Justine Triet è una giovane regista (quarantenne) che si era fatta conoscere nel 2013 con l’esordio “La battaglia di Solferino”, un ritratto di una giornalista sull’orlo di una crisi di nervi madre di due figlie e del suo rapporto con l’ex marito piuttosto scentrato e immaturo, il tutto mischiando fiction e riprese “documentarie” della preparazione alle elezioni presidenziali del partito socialista in Rue Solferino dove ha la sede. Quello che rappresentava l’originalità del film e il suo punto di interesse ovvero questa miscela di immagini sporche con dialoghi naturali finzionali e riprese con macchina a mano di avvenimenti reali, secondo la Triet ne è invece il punto debole (il film girato in fretta presenta limiti come la camera a spalla e altre cose a livello dell’immagine, dichiarerà in un’intervista ai Cahiers) e contro questa insoddisfazione per la riuscita del suo primo film decide di farne una specie di remake più “evoluto” ovvero questo “Victoria” (in Italia “Tutti gli uomini di Victoria”).

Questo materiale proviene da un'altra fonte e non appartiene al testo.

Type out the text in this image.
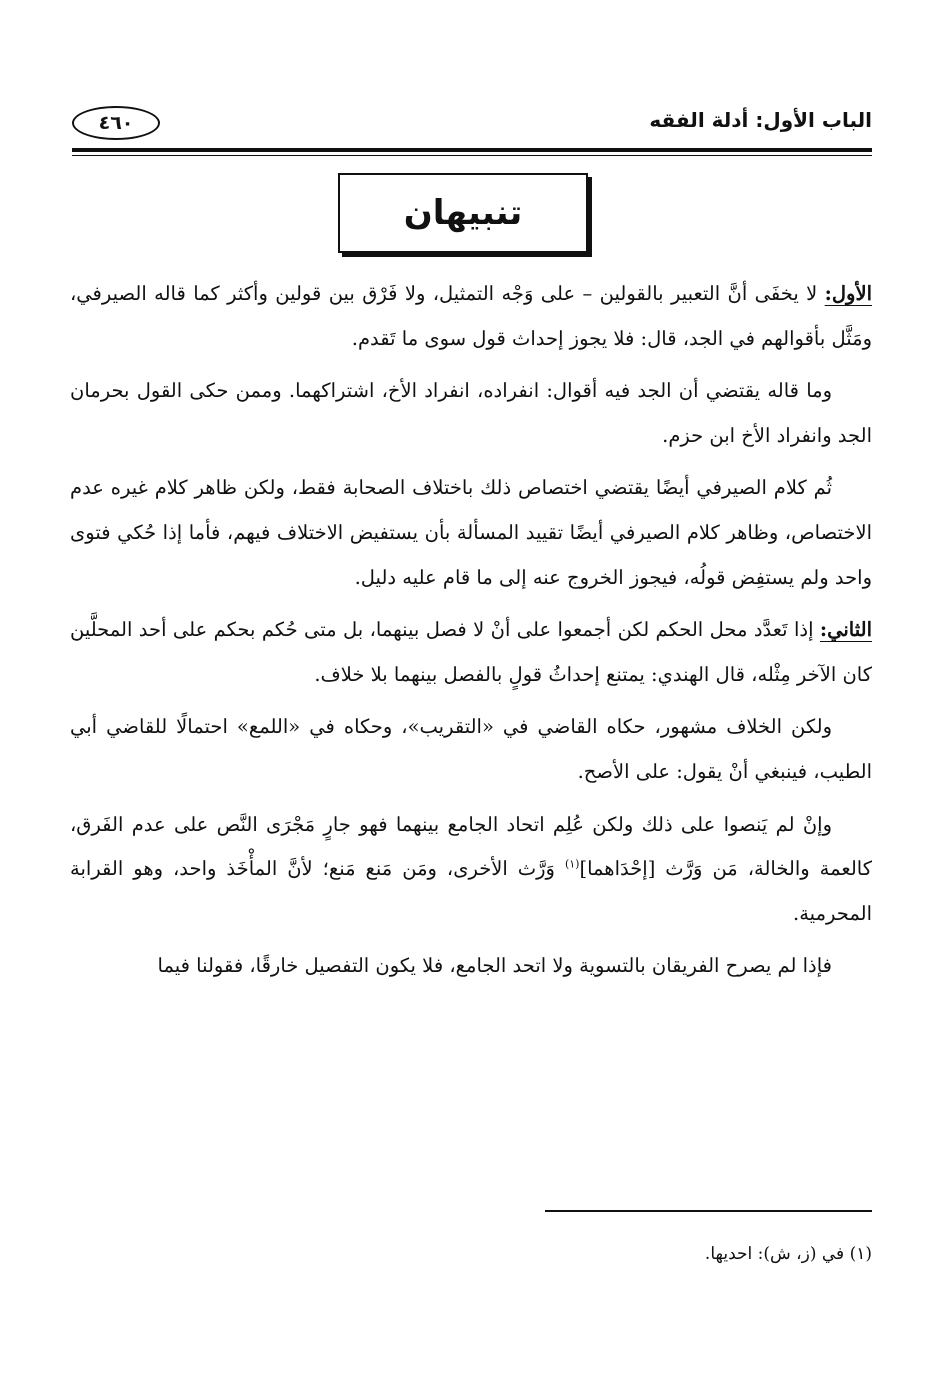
الباب الأول: أدلة الفقه
٤٦٠
تنبيهان

الأول: لا يخفَى أنَّ التعبير بالقولين – على وَجْه التمثيل، ولا فَرْق بين قولين وأكثر كما قاله الصيرفي، ومَثَّل بأقوالهم في الجد، قال: فلا يجوز إحداث قول سوى ما تَقدم.

وما قاله يقتضي أن الجد فيه أقوال: انفراده، انفراد الأخ، اشتراكهما. وممن حكى القول بحرمان الجد وانفراد الأخ ابن حزم.

ثُم كلام الصيرفي أيضًا يقتضي اختصاص ذلك باختلاف الصحابة فقط، ولكن ظاهر كلام غيره عدم الاختصاص، وظاهر كلام الصيرفي أيضًا تقييد المسألة بأن يستفيض الاختلاف فيهم، فأما إذا حُكي فتوى واحد ولم يستفِض قولُه، فيجوز الخروج عنه إلى ما قام عليه دليل.

الثاني: إذا تَعدَّد محل الحكم لكن أجمعوا على أنْ لا فصل بينهما، بل متى حُكم بحكم على أحد المحلَّين كان الآخر مِثْله، قال الهندي: يمتنع إحداثُ قولٍ بالفصل بينهما بلا خلاف.

ولكن الخلاف مشهور، حكاه القاضي في «التقريب»، وحكاه في «اللمع» احتمالًا للقاضي أبي الطيب، فينبغي أنْ يقول: على الأصح.

وإنْ لم يَنصوا على ذلك ولكن عُلِم اتحاد الجامع بينهما فهو جارٍ مَجْرَى النَّص على عدم الفَرق، كالعمة والخالة، مَن وَرَّث [إحْدَاهما]$^{(١)}$ وَرَّث الأخرى، ومَن مَنع مَنع؛ لأنَّ المأْخَذ واحد، وهو القرابة المحرمية.

فإذا لم يصرح الفريقان بالتسوية ولا اتحد الجامع، فلا يكون التفصيل خارقًا، فقولنا فيما

(١) في (ز، ش): احديها.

Siamo sempre di fronte alla figura di una donna che esercita una professione impegnativa, in questo caso un’avvocatessa penale, anch’essa madre di due bimbe e divorziata da un uomo molto simile al marito dell’altro film, uno scrittore in cerca di fama che la ottiene scrivendo un blog autobiografico in cui però svela particolari intimi e denigratori della figura della ex-moglie Victoria. A complicare le cose entrano nella vita della protagonista anche un babysitter (ex-tossico senza prospettive ma intelligente e fascinoso nella sua ingenua semplicità) e una coppia di amici che la mettono in difficoltà con le loro liti (addirittura vi è anche un accoltellamento alla donna della coppia) e la costringono controvoglia a presentarsi in tribunale per difendere la parte maschile. Si ritroverà ad un certo punto sospesa dal lavoro, costretta a sedute psicologiche, con le bimbe da accudire, una causa contro il marito per aver svelato un suo rapporto con un giudice e con una vita sessuale a dir poco disordinata.
Il film è molto più sofisticato rispetto a “La battaglia di Solferino” ed è scritto molto più accuratamente con dialoghi più arguti, situazioni comiche ben congeniate (basti pensare che i testimoni del processo sono un cane e una scimmia…) e una protagonista che riempie il film (Virginie Efira che ci ricorda la Gena Rowlands di “La sera della prima” punto di riferimento della Triet) con la sua carnalità “milfesca”, per altro e la sua recitazione melanconica e “forte”.
Una commedia romantica non convenzionale e piacevole.